Neyse. Yazının başında da dediğim gibi bu tavırlara alıştık, kanıksadık. Eskisi kadar batmıyor ancak alışamadığımız, garipsediğimiz, dünün antiamerikancılarının bugün Amerika ile yakın ilişkileri… Örneğin bugüne kadar genel politikasını ‘emperyalizm karşıtlığı’ üzerine kuranların yoğunlukta yeraldığı CHP’nin, emperyalizmin ağababası ABD ile dirsek temasları bana ilginç geliyor. Aslında bu yakınlaşmayı, ‘düşmanımın düşmanı dostumdur’ yaklaşımı olarak açıklamak mümkün. Nitekim CHP sadece Amerika ile değil ‘iktidar-Cumhurbaşkanı Erdoğan’ karşıtı her çevreyle işbirliğinde bir beis görmüyor.
Dünkü yazımızda CHP’deki ‘eksen kayması’na dikkat çekmiştik. İşte ABD ve Batı dünyasıyla ‘ortak düşman’a yönelik bu işbirliği de bahsettiğimiz eksen kaymasının, ortada bir ideolojinin kalmadığının somut bir göstergesi…
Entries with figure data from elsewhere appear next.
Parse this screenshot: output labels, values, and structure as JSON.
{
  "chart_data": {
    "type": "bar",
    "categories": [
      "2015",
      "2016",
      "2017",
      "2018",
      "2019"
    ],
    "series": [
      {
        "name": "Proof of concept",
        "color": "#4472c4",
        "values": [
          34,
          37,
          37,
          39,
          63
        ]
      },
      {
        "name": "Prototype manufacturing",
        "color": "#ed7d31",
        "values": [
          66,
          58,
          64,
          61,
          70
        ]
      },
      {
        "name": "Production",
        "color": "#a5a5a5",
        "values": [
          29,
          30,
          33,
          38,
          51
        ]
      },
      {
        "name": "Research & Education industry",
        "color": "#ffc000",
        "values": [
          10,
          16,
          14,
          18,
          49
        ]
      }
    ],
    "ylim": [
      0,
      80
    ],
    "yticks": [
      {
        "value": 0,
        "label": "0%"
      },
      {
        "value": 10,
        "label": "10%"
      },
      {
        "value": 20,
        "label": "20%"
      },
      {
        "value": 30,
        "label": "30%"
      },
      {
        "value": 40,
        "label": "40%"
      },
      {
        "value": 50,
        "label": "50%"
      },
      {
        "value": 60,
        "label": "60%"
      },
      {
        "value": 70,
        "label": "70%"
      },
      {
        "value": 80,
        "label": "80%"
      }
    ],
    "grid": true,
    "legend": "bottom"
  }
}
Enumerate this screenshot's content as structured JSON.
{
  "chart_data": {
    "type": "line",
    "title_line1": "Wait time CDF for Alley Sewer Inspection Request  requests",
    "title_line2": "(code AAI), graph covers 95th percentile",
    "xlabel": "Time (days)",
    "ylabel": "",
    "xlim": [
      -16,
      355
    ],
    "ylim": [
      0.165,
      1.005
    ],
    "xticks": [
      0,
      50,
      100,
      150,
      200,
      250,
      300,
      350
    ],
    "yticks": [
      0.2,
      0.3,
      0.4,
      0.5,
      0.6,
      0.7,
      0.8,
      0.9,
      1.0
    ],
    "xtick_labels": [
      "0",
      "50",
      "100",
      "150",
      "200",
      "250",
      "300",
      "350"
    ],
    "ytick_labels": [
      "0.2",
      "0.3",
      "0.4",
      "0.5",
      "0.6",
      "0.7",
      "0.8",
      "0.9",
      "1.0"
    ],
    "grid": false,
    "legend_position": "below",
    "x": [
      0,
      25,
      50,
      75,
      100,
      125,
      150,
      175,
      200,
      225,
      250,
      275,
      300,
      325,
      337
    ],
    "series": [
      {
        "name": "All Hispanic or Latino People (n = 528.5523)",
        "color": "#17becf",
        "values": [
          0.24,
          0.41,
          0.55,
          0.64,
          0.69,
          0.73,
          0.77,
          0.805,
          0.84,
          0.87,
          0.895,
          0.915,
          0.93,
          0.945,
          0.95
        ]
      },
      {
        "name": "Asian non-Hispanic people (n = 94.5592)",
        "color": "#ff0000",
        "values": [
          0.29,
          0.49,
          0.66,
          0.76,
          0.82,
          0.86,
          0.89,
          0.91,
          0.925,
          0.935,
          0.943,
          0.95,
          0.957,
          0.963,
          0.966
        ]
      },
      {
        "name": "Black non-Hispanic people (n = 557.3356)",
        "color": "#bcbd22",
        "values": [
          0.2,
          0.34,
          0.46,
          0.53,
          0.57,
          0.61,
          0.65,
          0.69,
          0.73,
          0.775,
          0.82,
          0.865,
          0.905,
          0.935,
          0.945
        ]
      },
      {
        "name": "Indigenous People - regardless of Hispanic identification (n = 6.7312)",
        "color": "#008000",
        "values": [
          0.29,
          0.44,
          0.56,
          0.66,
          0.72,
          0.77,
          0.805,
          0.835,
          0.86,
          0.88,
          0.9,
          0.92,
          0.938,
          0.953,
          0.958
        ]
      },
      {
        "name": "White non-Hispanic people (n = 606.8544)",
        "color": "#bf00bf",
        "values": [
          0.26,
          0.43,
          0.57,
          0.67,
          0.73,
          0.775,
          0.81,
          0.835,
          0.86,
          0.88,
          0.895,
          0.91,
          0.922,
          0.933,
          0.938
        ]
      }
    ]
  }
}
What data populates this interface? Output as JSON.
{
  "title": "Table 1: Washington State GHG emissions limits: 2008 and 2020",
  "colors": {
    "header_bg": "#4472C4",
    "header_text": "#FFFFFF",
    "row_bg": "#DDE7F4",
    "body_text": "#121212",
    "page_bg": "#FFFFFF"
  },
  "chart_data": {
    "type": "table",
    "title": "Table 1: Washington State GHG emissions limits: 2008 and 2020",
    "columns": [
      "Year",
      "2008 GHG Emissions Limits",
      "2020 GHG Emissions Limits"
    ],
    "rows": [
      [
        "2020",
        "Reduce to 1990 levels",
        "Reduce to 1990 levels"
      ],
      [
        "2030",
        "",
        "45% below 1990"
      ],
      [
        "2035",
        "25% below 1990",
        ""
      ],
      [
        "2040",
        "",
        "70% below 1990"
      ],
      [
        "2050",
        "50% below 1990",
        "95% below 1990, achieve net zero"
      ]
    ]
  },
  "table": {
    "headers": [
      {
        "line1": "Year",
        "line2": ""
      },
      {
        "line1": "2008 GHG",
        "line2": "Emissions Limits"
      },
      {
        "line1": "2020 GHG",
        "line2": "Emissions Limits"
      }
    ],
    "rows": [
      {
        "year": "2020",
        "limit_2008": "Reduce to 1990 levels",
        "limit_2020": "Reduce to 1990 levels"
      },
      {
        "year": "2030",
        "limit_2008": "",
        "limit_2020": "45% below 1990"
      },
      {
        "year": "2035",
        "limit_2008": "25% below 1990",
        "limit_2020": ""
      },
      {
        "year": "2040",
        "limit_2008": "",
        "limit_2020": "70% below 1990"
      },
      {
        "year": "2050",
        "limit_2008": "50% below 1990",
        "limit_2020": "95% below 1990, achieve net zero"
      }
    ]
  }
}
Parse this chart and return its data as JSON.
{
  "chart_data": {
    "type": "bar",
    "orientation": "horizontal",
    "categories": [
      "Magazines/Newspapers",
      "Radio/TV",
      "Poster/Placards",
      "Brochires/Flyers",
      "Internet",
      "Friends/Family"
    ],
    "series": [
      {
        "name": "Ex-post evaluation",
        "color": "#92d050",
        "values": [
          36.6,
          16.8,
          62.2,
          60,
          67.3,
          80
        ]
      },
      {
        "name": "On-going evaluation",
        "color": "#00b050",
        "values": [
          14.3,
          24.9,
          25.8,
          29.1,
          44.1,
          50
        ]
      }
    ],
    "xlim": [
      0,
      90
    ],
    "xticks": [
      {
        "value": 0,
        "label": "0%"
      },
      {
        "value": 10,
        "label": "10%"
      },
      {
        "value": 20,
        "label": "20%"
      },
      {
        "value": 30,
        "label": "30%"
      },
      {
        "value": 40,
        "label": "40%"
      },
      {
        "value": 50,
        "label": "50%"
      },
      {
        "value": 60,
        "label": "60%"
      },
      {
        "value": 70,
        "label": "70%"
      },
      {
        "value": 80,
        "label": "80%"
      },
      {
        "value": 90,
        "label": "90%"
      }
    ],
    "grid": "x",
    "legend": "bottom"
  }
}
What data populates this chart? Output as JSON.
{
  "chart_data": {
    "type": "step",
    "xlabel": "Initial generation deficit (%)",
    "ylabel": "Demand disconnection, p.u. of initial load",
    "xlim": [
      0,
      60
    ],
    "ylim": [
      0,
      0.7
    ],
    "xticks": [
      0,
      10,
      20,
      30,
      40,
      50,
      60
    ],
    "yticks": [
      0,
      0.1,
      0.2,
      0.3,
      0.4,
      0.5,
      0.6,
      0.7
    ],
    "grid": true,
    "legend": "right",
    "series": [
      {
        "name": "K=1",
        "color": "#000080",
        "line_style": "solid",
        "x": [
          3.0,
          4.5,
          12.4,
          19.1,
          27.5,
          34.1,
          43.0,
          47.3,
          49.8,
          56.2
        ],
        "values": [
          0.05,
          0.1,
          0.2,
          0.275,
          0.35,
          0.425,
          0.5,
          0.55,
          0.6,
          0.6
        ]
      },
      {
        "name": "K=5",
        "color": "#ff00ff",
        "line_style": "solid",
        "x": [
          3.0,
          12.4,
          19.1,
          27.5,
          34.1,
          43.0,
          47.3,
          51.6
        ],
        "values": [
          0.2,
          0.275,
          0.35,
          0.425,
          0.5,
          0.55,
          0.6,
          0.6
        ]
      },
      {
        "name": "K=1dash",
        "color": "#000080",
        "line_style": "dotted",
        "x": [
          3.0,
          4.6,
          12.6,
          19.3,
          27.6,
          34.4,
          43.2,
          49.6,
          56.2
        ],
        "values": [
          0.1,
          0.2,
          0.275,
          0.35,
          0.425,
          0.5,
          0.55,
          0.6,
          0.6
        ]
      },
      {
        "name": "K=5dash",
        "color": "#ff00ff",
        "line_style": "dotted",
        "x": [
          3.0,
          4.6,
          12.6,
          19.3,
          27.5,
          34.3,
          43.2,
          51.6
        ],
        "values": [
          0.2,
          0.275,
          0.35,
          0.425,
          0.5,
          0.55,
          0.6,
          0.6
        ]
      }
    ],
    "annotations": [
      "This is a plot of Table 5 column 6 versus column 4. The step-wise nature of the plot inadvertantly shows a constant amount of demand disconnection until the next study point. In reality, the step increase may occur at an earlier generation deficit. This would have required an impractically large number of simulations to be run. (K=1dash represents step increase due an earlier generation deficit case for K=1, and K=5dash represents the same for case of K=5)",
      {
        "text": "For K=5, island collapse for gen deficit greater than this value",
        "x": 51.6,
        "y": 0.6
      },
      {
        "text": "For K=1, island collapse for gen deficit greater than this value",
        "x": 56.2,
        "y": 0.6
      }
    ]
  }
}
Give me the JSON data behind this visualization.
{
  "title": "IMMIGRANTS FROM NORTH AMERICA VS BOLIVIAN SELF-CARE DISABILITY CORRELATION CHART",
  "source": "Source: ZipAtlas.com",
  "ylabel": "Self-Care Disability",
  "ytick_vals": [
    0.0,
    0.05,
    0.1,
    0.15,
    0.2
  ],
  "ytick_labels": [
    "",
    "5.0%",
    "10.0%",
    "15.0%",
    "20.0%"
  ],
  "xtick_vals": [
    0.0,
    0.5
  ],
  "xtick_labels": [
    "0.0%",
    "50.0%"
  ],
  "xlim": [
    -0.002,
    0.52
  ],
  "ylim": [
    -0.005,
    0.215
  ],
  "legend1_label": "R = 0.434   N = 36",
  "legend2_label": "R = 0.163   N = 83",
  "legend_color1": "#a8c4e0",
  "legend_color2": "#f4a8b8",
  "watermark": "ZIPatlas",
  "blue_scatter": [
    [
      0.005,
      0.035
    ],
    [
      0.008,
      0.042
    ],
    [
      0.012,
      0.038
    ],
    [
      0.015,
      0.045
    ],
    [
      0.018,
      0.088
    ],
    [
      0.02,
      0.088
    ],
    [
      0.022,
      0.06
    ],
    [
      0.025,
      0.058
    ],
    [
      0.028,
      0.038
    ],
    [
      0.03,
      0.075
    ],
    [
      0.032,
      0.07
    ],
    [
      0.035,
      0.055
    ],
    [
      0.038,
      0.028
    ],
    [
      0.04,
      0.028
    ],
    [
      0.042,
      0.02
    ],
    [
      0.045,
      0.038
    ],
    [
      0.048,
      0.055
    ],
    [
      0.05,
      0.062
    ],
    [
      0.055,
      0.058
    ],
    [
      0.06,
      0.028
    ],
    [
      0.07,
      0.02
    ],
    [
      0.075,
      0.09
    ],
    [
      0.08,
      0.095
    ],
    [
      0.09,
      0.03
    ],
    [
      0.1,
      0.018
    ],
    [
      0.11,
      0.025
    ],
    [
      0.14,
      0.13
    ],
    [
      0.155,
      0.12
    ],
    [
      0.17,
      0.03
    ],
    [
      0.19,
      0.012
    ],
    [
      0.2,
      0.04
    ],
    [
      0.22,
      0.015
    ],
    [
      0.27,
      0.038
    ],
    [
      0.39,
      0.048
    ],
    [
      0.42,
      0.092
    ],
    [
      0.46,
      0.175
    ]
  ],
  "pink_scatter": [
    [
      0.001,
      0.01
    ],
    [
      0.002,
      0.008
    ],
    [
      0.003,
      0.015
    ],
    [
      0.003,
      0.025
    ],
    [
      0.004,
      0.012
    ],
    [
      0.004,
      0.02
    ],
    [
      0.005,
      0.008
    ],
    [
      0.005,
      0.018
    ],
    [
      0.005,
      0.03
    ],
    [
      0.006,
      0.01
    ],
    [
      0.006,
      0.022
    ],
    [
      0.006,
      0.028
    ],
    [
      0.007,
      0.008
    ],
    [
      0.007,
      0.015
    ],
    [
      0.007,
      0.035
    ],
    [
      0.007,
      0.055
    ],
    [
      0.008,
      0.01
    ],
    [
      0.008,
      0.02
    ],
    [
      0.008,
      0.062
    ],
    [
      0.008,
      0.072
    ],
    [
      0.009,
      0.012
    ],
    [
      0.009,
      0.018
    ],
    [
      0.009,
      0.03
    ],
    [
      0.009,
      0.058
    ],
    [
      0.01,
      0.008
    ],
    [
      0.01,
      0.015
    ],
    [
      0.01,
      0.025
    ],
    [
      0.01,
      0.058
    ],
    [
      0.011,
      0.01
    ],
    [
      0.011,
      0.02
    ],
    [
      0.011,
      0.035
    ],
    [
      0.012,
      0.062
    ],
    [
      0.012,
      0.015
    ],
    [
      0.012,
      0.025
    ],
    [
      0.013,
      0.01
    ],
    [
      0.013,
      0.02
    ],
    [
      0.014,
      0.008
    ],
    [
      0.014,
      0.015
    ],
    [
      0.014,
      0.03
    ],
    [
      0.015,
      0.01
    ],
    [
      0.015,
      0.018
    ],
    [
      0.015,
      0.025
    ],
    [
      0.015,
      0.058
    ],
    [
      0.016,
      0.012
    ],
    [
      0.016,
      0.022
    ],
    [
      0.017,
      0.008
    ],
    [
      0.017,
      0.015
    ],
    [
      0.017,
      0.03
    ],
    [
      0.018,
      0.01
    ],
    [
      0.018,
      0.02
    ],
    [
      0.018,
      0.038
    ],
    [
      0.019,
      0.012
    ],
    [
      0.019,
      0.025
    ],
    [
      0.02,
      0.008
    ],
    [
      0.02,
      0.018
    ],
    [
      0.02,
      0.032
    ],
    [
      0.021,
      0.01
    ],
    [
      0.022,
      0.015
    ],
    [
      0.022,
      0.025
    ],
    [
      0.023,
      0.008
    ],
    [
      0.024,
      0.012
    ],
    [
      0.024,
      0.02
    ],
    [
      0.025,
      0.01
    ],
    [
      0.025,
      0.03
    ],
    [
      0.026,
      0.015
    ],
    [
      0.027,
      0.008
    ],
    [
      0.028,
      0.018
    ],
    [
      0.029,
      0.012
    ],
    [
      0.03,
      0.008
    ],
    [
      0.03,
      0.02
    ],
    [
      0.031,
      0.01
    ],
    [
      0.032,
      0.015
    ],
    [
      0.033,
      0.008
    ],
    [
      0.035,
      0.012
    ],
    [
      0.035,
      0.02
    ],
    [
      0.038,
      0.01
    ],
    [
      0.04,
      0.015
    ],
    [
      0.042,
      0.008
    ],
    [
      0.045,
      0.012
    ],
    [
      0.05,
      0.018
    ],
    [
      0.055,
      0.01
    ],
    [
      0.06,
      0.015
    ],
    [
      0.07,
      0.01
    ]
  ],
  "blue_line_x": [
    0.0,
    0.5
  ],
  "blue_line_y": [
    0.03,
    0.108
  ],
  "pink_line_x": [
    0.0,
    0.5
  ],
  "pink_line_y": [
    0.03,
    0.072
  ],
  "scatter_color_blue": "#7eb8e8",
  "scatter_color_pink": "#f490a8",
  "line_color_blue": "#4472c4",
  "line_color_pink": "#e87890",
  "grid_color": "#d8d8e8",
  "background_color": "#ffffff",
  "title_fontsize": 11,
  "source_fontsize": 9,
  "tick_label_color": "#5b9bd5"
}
Emperyalist ülkelerle kol kola, omuz omuza bu görüntüsüyle burjuvazinin partisi olduğunu net bir şekilde ortaya koyan CHP’nin işçiye, emekliye, yoksula umut olmasını beklemek sanırım abesle iştigalden başka bir şey olmayacaktır…
İyi tatiller…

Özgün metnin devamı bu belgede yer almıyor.